The memo said the committee investigators are particularly concerned with “why Hallie Biden — publicly reported to work as a school counselor — received money” from Mr. Walker’s business.
The memo also notes that a company affiliated with James Gilliar, another Biden family associate, received more than $1 million from Mr. Walker’s business account on March 2, 2017, the day after the Chinese wire transfer.
The payment details were revealed in bank records obtained by the committee in response to a recent subpoena issued to Bank of America. The committee subpoenaed more than a decade of records related to Hunter Biden’s business dealings.
Rep. Jamie Raskin of Maryland, the ranking Democrat on the committee, disclosed the Feb. 27 subpoena in a scathing letter accusing Republicans of carrying out a one-sided investigation into the Biden family. He accused Republicans of overlooking suspected conflicts of interest and foreign influence under President Trump.
Mr. Comer justified the subpoena by saying that “by 2017, Biden family members and their associates, including John R. Walker, formed a joint venture with CEFC China executives.”
CEFC China is a defunct Chinese energy conglomerate with suspected ties to the Chinese Communist Party.

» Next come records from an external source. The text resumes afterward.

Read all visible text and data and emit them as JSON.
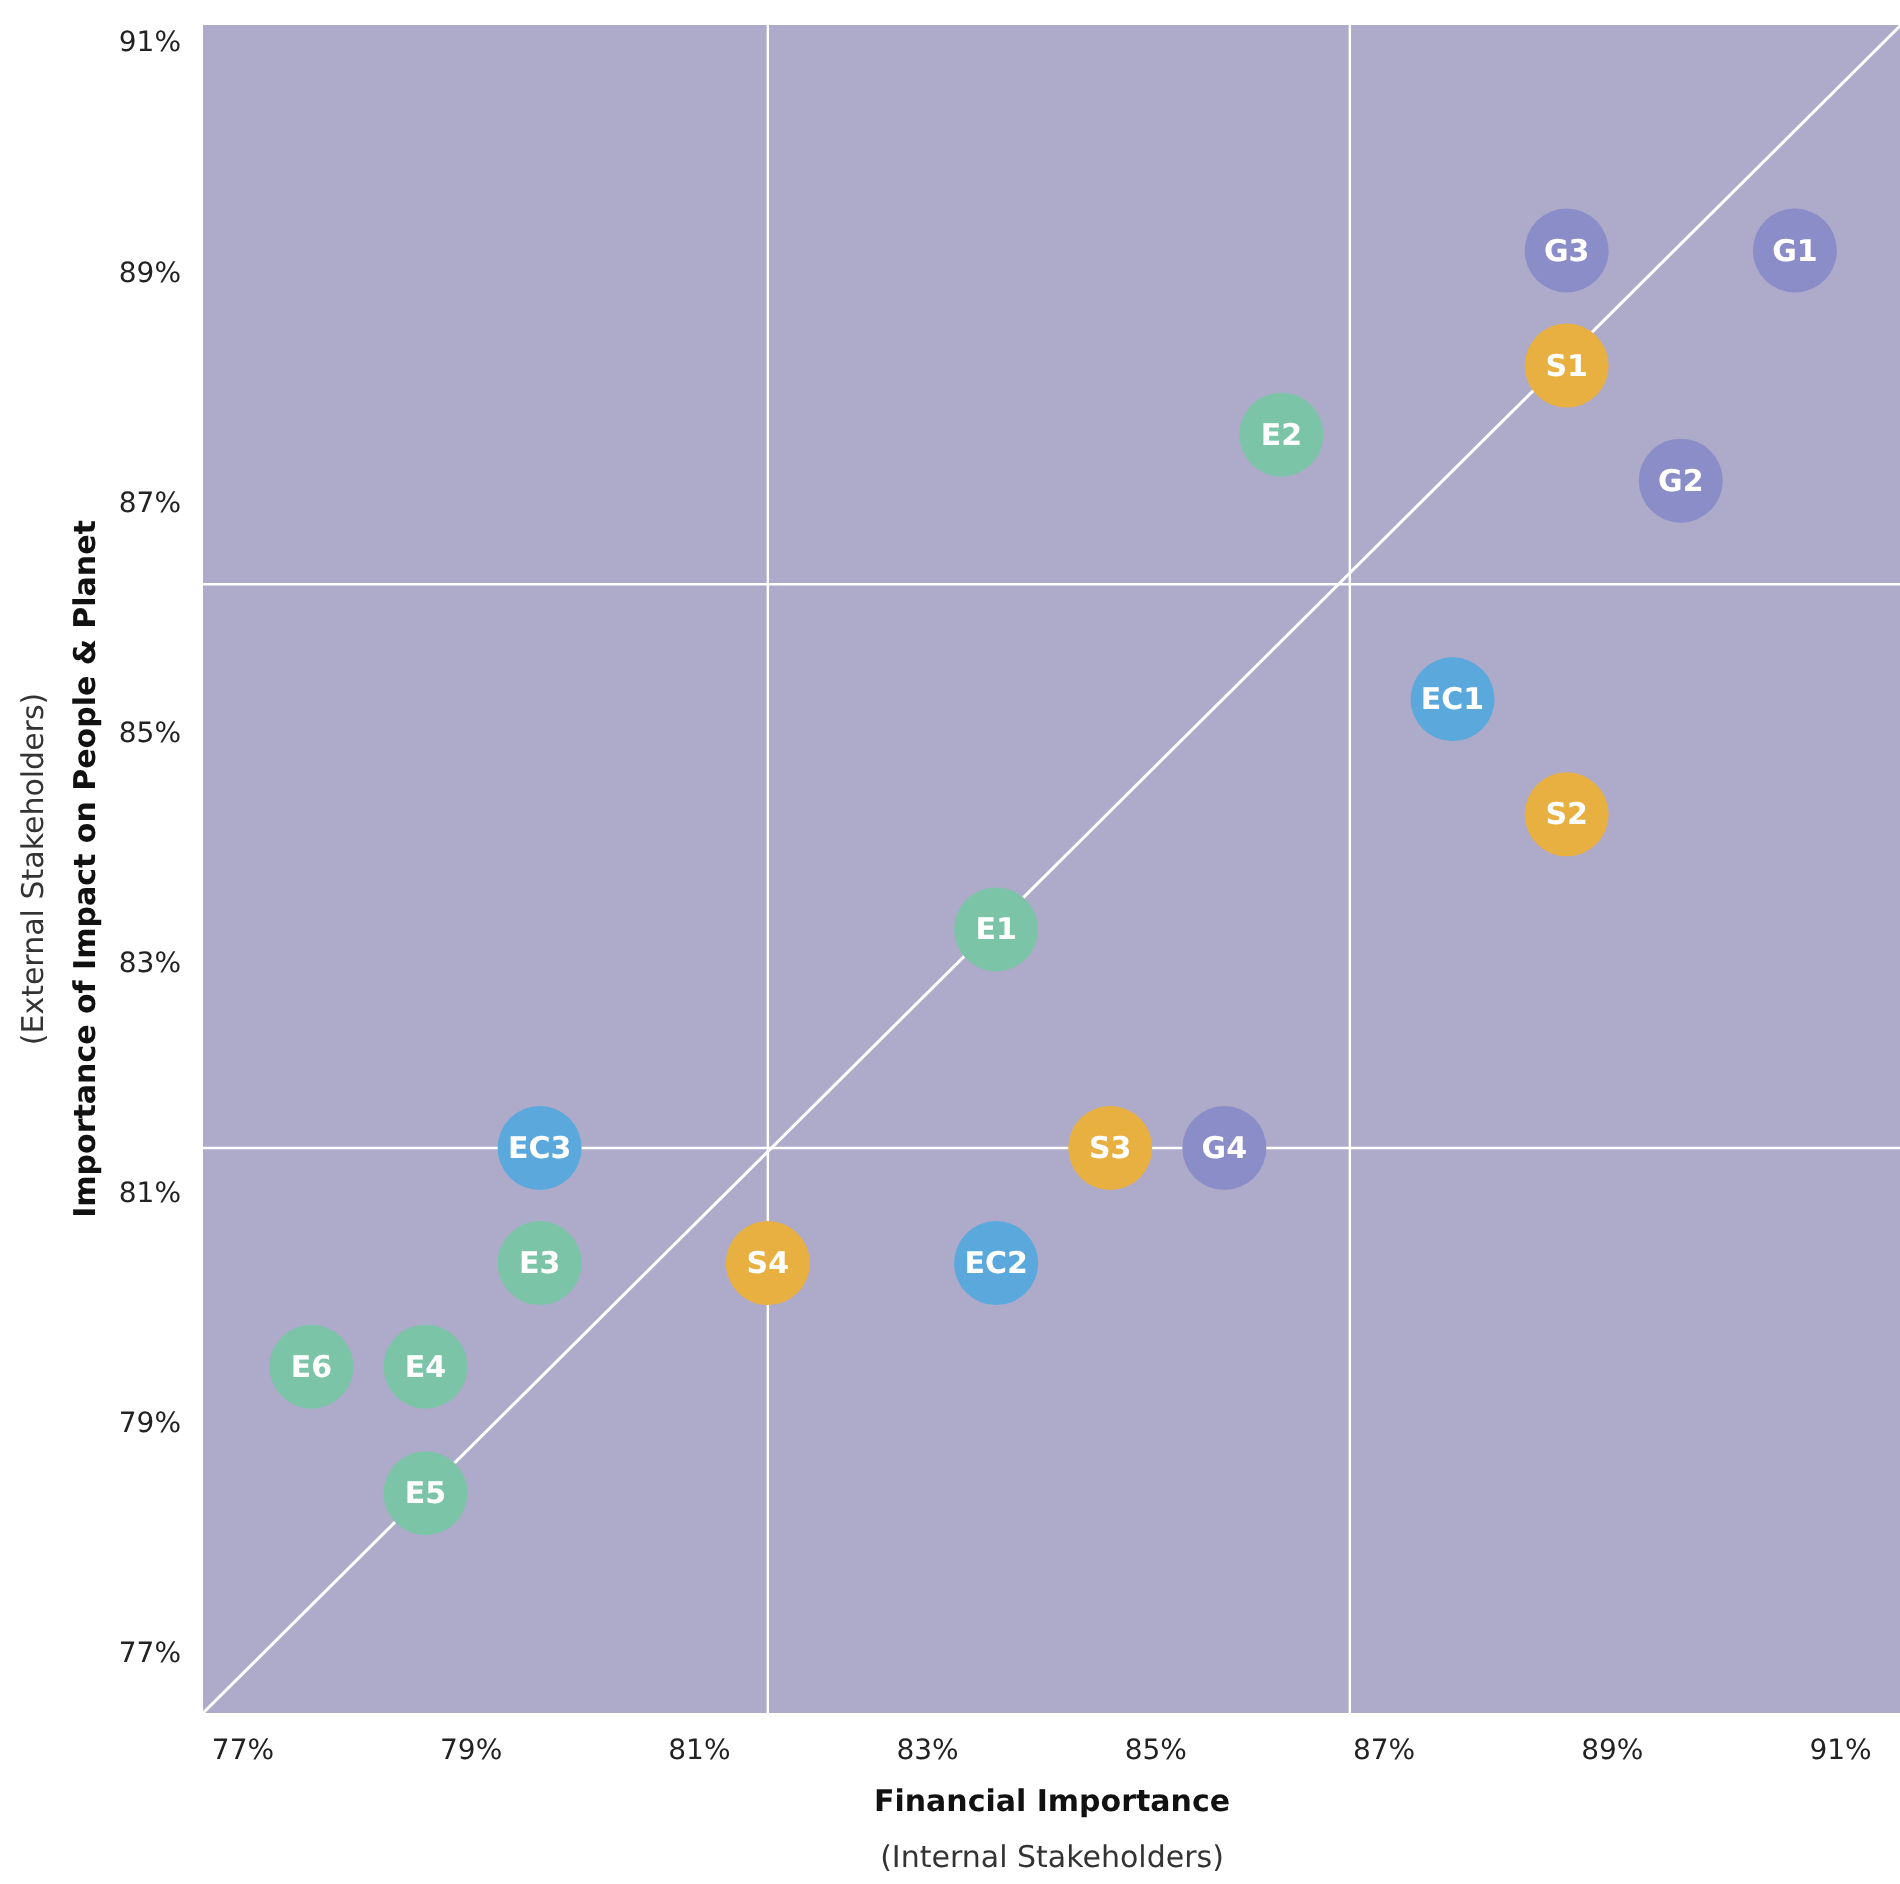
{
  "chart_data": {
    "type": "scatter",
    "xlabel": "Financial Importance\n(Internal Stakeholders)",
    "ylabel": "Importance of Impact on People & Planet\n(External Stakeholders)",
    "xlim": [
      76.65,
      91.53
    ],
    "ylim": [
      76.49,
      91.16
    ],
    "xticks": [
      {
        "value": 77,
        "label": "77%"
      },
      {
        "value": 79,
        "label": "79%"
      },
      {
        "value": 81,
        "label": "81%"
      },
      {
        "value": 83,
        "label": "83%"
      },
      {
        "value": 85,
        "label": "85%"
      },
      {
        "value": 87,
        "label": "87%"
      },
      {
        "value": 89,
        "label": "89%"
      },
      {
        "value": 91,
        "label": "91%"
      }
    ],
    "yticks": [
      {
        "value": 77,
        "label": "77%"
      },
      {
        "value": 79,
        "label": "79%"
      },
      {
        "value": 81,
        "label": "81%"
      },
      {
        "value": 83,
        "label": "83%"
      },
      {
        "value": 85,
        "label": "85%"
      },
      {
        "value": 87,
        "label": "87%"
      },
      {
        "value": 89,
        "label": "89%"
      },
      {
        "value": 91,
        "label": "91%"
      }
    ],
    "grid": false,
    "marker": "circle",
    "series": [
      {
        "type": "line",
        "marker": "none",
        "color": "#ffffff",
        "x": [
          76.65,
          91.53
        ],
        "values": [
          76.49,
          91.16
        ]
      },
      {
        "color": "#7cc4a8",
        "x": [
          83.6,
          86.1,
          79.6,
          78.6,
          78.6,
          77.6
        ],
        "values": [
          83.3,
          87.6,
          80.4,
          79.5,
          78.4,
          79.5
        ]
      },
      {
        "color": "#5aa8dc",
        "x": [
          87.6,
          83.6,
          79.6
        ],
        "values": [
          85.3,
          80.4,
          81.4
        ]
      },
      {
        "color": "#e8b040",
        "x": [
          88.6,
          88.6,
          84.6,
          81.6
        ],
        "values": [
          88.2,
          84.3,
          81.4,
          80.4
        ]
      },
      {
        "color": "#8a8dc8",
        "x": [
          90.6,
          89.6,
          88.6,
          85.6
        ],
        "values": [
          89.2,
          87.2,
          89.2,
          81.4
        ]
      }
    ],
    "annotations": [
      {
        "text": "E1",
        "x": 83.6,
        "y": 83.3
      },
      {
        "text": "E2",
        "x": 86.1,
        "y": 87.6
      },
      {
        "text": "E3",
        "x": 79.6,
        "y": 80.4
      },
      {
        "text": "E4",
        "x": 78.6,
        "y": 79.5
      },
      {
        "text": "E5",
        "x": 78.6,
        "y": 78.4
      },
      {
        "text": "E6",
        "x": 77.6,
        "y": 79.5
      },
      {
        "text": "EC1",
        "x": 87.6,
        "y": 85.3
      },
      {
        "text": "EC2",
        "x": 83.6,
        "y": 80.4
      },
      {
        "text": "EC3",
        "x": 79.6,
        "y": 81.4
      },
      {
        "text": "S1",
        "x": 88.6,
        "y": 88.2
      },
      {
        "text": "S2",
        "x": 88.6,
        "y": 84.3
      },
      {
        "text": "S3",
        "x": 84.6,
        "y": 81.4
      },
      {
        "text": "S4",
        "x": 81.6,
        "y": 80.4
      },
      {
        "text": "G1",
        "x": 90.6,
        "y": 89.2
      },
      {
        "text": "G2",
        "x": 89.6,
        "y": 87.2
      },
      {
        "text": "G3",
        "x": 88.6,
        "y": 89.2
      },
      {
        "text": "G4",
        "x": 85.6,
        "y": 81.4
      }
    ],
    "ref_lines": [
      {
        "axis": "x",
        "value": 81.6,
        "color": "#ffffff"
      },
      {
        "axis": "x",
        "value": 86.7,
        "color": "#ffffff"
      },
      {
        "axis": "y",
        "value": 86.3,
        "color": "#ffffff"
      },
      {
        "axis": "y",
        "value": 81.4,
        "color": "#ffffff"
      }
    ]
  }
}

“Democrats described our subpoena as providing nothing more than records for Papa John’s and Starbucks, but they failed to mention the records we’ve received documenting the Biden family’s business schemes,” Mr. Comer said on Thursday. “Over the course of several years, members of the Biden family and their companies received over $1.3 million in payments from accounts related to their associate, Rob Walker.”

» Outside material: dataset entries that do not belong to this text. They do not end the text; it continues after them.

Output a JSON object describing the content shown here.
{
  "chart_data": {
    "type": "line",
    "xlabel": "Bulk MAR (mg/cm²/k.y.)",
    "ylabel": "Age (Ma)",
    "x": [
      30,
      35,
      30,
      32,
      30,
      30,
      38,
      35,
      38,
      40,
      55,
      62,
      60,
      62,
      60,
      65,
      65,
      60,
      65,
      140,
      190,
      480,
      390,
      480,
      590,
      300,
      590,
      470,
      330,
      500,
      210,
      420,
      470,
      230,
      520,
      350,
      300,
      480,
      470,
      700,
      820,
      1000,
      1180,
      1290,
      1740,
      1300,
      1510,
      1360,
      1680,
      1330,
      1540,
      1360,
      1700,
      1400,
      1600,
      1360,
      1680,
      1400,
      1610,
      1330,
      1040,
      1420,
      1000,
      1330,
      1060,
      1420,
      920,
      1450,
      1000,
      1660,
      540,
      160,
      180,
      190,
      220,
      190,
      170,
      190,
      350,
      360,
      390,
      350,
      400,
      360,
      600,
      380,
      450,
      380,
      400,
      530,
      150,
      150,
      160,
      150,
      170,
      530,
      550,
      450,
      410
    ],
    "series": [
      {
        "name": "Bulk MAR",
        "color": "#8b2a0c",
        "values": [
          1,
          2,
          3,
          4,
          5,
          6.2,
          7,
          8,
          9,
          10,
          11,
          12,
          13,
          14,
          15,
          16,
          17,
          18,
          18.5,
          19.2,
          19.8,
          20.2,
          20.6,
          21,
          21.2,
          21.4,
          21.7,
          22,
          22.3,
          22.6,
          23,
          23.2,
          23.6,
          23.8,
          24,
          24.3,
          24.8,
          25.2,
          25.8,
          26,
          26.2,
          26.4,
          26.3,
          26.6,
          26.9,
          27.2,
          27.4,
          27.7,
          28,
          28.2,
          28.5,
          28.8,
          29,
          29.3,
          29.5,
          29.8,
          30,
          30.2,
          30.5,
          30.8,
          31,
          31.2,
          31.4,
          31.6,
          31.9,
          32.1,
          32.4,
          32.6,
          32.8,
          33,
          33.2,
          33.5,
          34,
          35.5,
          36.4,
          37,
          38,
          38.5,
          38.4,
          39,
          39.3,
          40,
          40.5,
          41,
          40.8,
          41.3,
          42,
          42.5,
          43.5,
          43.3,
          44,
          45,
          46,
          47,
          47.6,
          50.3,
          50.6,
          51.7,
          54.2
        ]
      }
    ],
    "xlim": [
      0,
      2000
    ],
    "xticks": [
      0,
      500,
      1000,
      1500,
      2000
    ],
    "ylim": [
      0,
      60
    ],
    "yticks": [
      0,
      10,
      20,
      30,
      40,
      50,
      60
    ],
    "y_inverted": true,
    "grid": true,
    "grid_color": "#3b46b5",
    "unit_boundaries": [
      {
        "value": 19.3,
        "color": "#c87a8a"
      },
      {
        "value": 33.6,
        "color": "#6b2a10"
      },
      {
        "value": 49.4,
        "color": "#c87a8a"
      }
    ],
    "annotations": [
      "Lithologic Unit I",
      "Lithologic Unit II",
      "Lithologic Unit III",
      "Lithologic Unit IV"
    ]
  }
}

Mr. Comer has made the Biden family’s financial transactions the centerpiece of an investigation into the long trail of business ventures involving the president and his son.

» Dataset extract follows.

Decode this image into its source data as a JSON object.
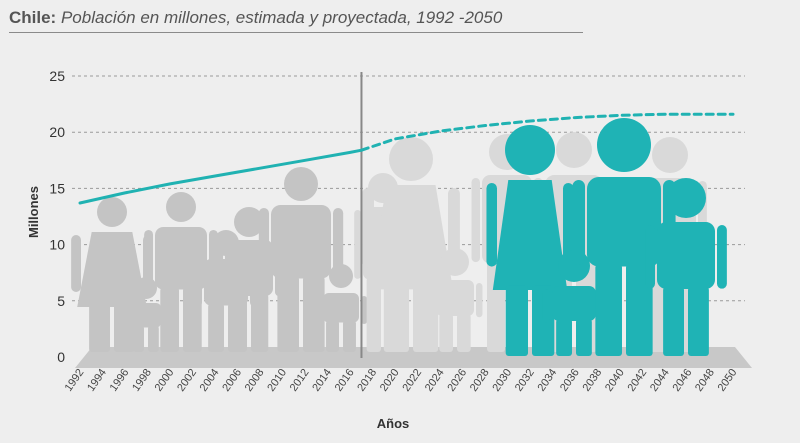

On Tuesday, Mr. Comer revealed that the Treasury Department had begun handing over documents related to the probe after a months-long standoff with committee Republicans.
Committee Republicans say the Treasury Department is holding on to nearly 150 suspicious activity reports related to Hunter Biden. Suspicious activity reports give banks a mechanism to flag transactions for the Financial Crimes Enforcement Network.
Republicans have been engaged for months in a fruitless back-and-forth with the Treasury Department to obtain additional information on suspected financial transactions related to Hunter Biden that U.S. banks flagged as suspicious.
Mr. Comer has accused the agency of obstructing the committee’s investigation into the Biden family by refusing to hand over the suspicious activity reports. He said such reports have been made available to members of Congress for decades.
In a November report detailing Hunter Biden’s far-flung business deals that have raised eyebrows for years about potential influence peddling, committee Republicans cited a publicly available suspicious activity report that details “93 wires between 02/03/2014 and 08/02/2019 totaling $2,461,962.60” between Biden associates and “a Shanghai-based investment fund controlled by the Bank of China.”
Hunter Biden, who served on the board of a Ukrainian natural gas company, also pursued deals with Chinese Communist Party-linked energy tycoons and allegedly pocketed more than $3 million from a Russian businesswoman who is the widow of a former mayor of Moscow.
Citing evidence obtained from Hunter Biden’s laptop and through whistleblowers, Mr. Comer said his committee had uncovered a “decade-long pattern of influence peddling, national security risks and political cover-ups” committed by the Biden family with the knowledge and involvement of the president.